Biography of Johnny Cash
Johnny Cash – American singer-songwriter, guitarist, actor, and author.
Name: Johnny Cash (J.R. Cash)
Date of Birth: February 26, 1932
Place of Birth: Kingsland, Arkansas, United States
Date of Death: September 12, 2003 (aged 71)
Place of Death: Saint Thomas Midtown Hospital, Nashville, Tennessee, United States
Occupation: Singer-Songwriter, Guitarist, Actor, Author
Father: Ray Cash
Mother: Carrie Cloveree
Spouse/Ex: June Carter Cash (m. 1968–2003), Vivian Liberto (m. 1954–1968)

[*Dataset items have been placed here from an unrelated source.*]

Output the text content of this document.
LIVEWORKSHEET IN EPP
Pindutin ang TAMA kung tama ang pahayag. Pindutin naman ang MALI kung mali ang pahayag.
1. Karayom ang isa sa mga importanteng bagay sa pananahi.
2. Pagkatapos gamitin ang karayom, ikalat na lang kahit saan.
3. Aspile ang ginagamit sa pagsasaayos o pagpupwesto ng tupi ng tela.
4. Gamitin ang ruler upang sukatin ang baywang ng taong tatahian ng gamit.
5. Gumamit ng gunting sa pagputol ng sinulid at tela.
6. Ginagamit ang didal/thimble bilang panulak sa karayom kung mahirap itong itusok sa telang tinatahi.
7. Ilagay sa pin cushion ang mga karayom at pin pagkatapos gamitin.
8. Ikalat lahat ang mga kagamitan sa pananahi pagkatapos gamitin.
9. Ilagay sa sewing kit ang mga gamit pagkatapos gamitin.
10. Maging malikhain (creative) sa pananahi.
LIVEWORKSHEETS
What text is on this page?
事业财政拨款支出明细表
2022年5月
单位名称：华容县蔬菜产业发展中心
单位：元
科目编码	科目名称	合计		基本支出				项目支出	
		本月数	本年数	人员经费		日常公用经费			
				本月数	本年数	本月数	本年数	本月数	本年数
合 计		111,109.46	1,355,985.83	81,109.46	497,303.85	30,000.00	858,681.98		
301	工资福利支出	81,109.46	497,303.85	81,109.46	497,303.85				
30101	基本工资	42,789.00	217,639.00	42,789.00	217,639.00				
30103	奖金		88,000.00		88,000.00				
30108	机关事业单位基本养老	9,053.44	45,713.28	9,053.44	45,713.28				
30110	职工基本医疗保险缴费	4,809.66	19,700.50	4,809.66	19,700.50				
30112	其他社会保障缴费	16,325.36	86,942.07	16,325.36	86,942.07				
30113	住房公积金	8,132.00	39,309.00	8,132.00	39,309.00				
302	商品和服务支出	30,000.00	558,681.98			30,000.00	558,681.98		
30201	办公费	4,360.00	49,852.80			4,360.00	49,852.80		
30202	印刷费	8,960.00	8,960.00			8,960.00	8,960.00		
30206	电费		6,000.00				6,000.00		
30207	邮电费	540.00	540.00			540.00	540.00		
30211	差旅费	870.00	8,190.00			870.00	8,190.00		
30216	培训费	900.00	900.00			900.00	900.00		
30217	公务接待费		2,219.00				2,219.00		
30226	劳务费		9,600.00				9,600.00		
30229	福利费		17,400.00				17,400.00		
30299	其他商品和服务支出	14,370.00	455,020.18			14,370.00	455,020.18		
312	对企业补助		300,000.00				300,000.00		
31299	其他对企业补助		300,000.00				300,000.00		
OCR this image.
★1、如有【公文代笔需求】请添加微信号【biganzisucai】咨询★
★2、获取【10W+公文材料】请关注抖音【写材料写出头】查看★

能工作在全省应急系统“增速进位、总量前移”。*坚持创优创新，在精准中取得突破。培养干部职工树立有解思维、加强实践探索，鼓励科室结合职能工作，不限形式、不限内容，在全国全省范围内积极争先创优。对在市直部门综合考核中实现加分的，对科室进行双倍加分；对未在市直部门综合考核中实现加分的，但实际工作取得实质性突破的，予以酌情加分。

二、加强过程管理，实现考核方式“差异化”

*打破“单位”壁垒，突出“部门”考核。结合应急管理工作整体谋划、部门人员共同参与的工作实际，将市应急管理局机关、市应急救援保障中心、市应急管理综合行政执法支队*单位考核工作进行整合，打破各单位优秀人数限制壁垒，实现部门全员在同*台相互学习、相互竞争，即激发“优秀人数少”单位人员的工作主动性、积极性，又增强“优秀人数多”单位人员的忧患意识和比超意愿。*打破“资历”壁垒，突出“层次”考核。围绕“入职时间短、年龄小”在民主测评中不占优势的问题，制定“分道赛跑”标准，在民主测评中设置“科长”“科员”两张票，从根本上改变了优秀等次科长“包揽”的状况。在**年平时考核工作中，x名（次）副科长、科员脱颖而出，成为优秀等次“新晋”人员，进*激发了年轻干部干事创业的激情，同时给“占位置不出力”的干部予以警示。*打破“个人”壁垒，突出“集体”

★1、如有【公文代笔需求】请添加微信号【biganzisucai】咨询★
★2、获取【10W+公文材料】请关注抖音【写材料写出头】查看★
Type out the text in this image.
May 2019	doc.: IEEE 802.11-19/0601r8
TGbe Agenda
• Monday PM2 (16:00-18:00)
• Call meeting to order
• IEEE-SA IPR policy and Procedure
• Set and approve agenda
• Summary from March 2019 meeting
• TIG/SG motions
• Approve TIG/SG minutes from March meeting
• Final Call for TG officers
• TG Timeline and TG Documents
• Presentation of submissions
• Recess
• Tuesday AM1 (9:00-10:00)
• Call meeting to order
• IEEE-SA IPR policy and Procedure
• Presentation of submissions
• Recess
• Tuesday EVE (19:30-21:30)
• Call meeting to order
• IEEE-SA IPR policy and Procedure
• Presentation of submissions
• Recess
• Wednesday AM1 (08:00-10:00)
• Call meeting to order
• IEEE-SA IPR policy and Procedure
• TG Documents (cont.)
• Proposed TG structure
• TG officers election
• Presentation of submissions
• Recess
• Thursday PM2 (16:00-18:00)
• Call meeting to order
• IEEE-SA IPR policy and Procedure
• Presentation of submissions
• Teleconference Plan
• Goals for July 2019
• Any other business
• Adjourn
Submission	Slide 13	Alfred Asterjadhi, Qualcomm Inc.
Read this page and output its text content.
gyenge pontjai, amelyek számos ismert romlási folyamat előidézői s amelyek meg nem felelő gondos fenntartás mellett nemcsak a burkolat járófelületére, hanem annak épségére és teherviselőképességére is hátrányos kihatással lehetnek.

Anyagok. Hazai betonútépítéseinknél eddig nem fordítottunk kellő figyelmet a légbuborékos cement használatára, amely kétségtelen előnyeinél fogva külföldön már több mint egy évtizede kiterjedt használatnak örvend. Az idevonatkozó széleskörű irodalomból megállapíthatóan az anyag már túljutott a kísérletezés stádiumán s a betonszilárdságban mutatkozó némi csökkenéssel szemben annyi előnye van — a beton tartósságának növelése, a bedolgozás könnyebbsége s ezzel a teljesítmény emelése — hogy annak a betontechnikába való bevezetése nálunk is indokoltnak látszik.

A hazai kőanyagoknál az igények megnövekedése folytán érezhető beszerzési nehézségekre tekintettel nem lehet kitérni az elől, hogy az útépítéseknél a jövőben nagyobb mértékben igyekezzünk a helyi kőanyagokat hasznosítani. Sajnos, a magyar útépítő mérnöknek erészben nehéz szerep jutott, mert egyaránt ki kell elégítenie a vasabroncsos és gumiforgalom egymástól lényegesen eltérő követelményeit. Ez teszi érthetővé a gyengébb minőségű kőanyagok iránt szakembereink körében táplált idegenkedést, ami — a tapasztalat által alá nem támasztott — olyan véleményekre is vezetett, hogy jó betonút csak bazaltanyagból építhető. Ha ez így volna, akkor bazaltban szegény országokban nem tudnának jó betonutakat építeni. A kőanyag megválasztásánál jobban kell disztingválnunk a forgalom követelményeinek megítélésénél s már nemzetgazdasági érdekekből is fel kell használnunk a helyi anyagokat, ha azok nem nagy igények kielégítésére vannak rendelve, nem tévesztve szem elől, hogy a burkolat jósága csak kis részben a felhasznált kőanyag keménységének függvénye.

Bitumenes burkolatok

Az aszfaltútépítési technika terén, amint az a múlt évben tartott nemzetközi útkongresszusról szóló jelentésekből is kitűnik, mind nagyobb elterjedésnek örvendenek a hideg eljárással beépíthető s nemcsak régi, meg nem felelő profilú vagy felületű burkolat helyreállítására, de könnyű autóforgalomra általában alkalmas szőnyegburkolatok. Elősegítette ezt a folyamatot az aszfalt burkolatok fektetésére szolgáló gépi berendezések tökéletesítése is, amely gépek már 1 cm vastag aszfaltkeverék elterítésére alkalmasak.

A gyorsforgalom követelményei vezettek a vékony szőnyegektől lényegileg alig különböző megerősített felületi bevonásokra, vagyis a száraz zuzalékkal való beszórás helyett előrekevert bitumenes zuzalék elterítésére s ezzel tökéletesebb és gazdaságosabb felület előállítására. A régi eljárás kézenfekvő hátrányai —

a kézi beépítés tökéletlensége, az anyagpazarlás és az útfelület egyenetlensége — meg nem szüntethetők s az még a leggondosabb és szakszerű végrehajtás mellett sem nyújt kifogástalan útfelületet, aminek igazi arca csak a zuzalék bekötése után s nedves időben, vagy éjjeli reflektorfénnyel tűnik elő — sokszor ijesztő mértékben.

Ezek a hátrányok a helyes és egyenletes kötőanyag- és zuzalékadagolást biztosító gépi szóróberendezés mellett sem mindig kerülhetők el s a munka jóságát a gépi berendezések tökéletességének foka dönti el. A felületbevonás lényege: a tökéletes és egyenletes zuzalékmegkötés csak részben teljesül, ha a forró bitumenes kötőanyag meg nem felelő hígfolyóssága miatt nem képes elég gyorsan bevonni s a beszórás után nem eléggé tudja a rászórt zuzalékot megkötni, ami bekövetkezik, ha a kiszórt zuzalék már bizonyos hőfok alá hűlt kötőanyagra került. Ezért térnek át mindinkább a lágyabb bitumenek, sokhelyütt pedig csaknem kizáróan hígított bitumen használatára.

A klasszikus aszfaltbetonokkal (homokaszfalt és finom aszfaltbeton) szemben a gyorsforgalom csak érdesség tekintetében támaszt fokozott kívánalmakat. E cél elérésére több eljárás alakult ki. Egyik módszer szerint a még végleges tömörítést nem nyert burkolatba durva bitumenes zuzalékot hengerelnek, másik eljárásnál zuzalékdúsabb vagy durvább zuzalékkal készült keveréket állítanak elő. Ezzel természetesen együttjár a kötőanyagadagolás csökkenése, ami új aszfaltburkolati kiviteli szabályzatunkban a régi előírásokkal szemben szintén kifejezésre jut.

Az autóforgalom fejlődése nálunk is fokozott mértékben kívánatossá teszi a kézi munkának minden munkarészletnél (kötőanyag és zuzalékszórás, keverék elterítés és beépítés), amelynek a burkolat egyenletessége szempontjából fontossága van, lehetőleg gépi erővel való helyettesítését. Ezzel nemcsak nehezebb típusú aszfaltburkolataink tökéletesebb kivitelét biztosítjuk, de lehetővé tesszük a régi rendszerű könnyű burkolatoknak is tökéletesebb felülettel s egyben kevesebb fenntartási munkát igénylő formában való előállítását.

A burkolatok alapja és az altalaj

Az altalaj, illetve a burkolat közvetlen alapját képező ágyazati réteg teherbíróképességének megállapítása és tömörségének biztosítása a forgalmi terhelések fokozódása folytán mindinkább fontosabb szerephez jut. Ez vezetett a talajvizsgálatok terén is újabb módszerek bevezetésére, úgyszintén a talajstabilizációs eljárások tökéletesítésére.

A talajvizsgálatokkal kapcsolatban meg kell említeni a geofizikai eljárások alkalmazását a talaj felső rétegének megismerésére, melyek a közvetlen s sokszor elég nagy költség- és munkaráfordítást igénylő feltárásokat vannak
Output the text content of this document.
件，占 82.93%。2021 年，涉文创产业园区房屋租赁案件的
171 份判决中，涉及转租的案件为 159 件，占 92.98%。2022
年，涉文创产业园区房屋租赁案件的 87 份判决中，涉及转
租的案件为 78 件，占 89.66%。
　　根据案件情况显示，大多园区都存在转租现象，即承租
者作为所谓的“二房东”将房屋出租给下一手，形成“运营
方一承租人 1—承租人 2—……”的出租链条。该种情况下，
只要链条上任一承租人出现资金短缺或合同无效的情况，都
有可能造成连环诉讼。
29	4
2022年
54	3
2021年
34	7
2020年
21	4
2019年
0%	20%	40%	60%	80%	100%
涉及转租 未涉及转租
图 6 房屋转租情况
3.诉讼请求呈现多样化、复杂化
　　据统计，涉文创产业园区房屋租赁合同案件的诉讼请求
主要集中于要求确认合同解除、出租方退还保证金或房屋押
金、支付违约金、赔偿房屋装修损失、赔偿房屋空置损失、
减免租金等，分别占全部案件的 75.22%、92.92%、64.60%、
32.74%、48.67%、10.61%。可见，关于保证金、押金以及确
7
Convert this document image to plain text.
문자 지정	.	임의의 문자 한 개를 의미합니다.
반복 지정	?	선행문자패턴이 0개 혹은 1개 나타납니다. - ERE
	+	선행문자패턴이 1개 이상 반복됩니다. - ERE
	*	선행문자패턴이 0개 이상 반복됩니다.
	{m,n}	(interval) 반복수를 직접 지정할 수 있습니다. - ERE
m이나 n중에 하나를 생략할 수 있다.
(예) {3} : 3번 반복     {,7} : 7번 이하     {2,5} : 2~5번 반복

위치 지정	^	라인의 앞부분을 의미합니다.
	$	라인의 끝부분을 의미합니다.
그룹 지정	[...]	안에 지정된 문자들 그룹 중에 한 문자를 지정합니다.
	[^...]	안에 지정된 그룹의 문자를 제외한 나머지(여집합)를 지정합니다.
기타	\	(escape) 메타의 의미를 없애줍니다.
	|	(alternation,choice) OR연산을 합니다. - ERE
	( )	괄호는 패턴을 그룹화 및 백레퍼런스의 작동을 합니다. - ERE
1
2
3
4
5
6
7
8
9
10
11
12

Children: Rosanne, Kathy, Cindy, Tara, and John Carter Cash.
Early Life
An American singer and songwriter whose work broadened the scope of country and western music, Johnny Cash was born on February 26, 1932, in Kingsland, Arkansas, the U.S. to Ray Cash and Carrie Cloveree (née Rivers). He is one of the best-selling music artists of all time, having sold more than 90 million records worldwide. Although primarily remembered as a country music icon, his genre-spanning songs and sound embraced rock and roll, rockabilly, blues, folk, and gospel. This crossover appeal won Cash the rare honor of being inducted into the Country Music, Rock and Roll, and Gospel Music Halls of Fame.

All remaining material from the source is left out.